By Aimee Zabel
Members of the Rider community gathered Sunday to raise money as part of the Crop Walk, a nationally sponsored event held annually in the fall. Participants completed the 10-kilometer walk around the Mercer County area in an effort to stamp out hunger worldwide.
Sponsored by the Rider Campus Ministry, the Crop Walk is nationally funded by the Church World Service, an organization that works to provide relief and meet human needs around the globe. The Crop Walk not only raises money to provide necessary goods for people who are affected by poverty and other disasters, but it also serves to raise awareness for those who are not familiar with the number of poverty-stricken people in this country.
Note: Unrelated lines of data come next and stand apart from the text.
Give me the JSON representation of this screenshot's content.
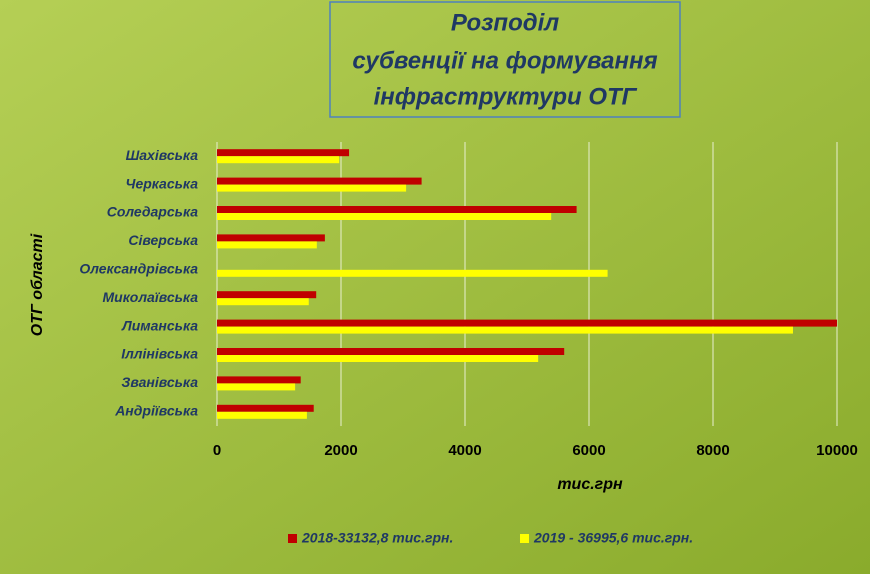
{
  "chart_data": {
    "type": "hbar",
    "title": [
      "Розподіл",
      "субвенції на формування",
      "інфраструктури ОТГ"
    ],
    "y_label": "ОТГ області",
    "x_label": "тис.грн",
    "categories": [
      "Шахівська",
      "Черкаська",
      "Соледарська",
      "Сіверська",
      "Олександрівська",
      "Миколаївська",
      "Лиманська",
      "Іллінівська",
      "Званівська",
      "Андріївська"
    ],
    "series": [
      {
        "name": "2018-33132,8 тис.грн.",
        "color": "#c00000",
        "values": [
          2130,
          3300,
          5800,
          1740,
          null,
          1600,
          10000,
          5600,
          1350,
          1560
        ]
      },
      {
        "name": "2019 - 36995,6 тис.грн.",
        "color": "#ffff00",
        "values": [
          1970,
          3050,
          5390,
          1610,
          6300,
          1480,
          9290,
          5180,
          1260,
          1450
        ]
      }
    ],
    "xlim": [
      0,
      10000
    ],
    "xticks": [
      0,
      2000,
      4000,
      6000,
      8000,
      10000
    ],
    "grid": true
  }
}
“I truly hope that students will take a closer look at the Crop Walk slogan, ‘We walk because they walk,’” said the Rev. Nancy Schluter, head of Rider’s Protestant Campus Ministry. “Students and other people need to realize who the ‘they’ are. One in seven people is hungry. Some people in this country have to walk to get food, water, to get to their jobs — things that we take for granted.”
Schluter pointed out that not only does the Crop Walk target the nation’s poverty, but it also focuses on the fact that this country has huge surpluses of crops and other things that are taken for granted. The Crop Walk makes the statement that not enough is being done to stamp out hunger in the United States, let alone in the rest of the world. But by mere participation in walks or food drives, it is possible to gradually help solve the problem, one person at a time.
In addition to an outpouring of community participation in the walk, several groups of Rider students joined in the fight against hunger. Rider SERVES, a community service organization centered on campus, collected $446.75 from students in the residence halls. Several sororities and fraternities, such as Phi Sigma Sigma, Delta Phi Epsilon, Sigma Phi Epsilon and Tau Kappa Epsilon also participated in the walk.
Junior Stephanie Dutcher, a sister of Phi Sigma Sigma and the secretary of Rider SERVES, thinks it is important for students to participate to help those in need.
“The average age of a hungry person is seven years old, according to statistics, and that is just way too young,” she said. “There are far too many people that are hungry in Mercer County alone. I am here because I am really hoping to make a difference.”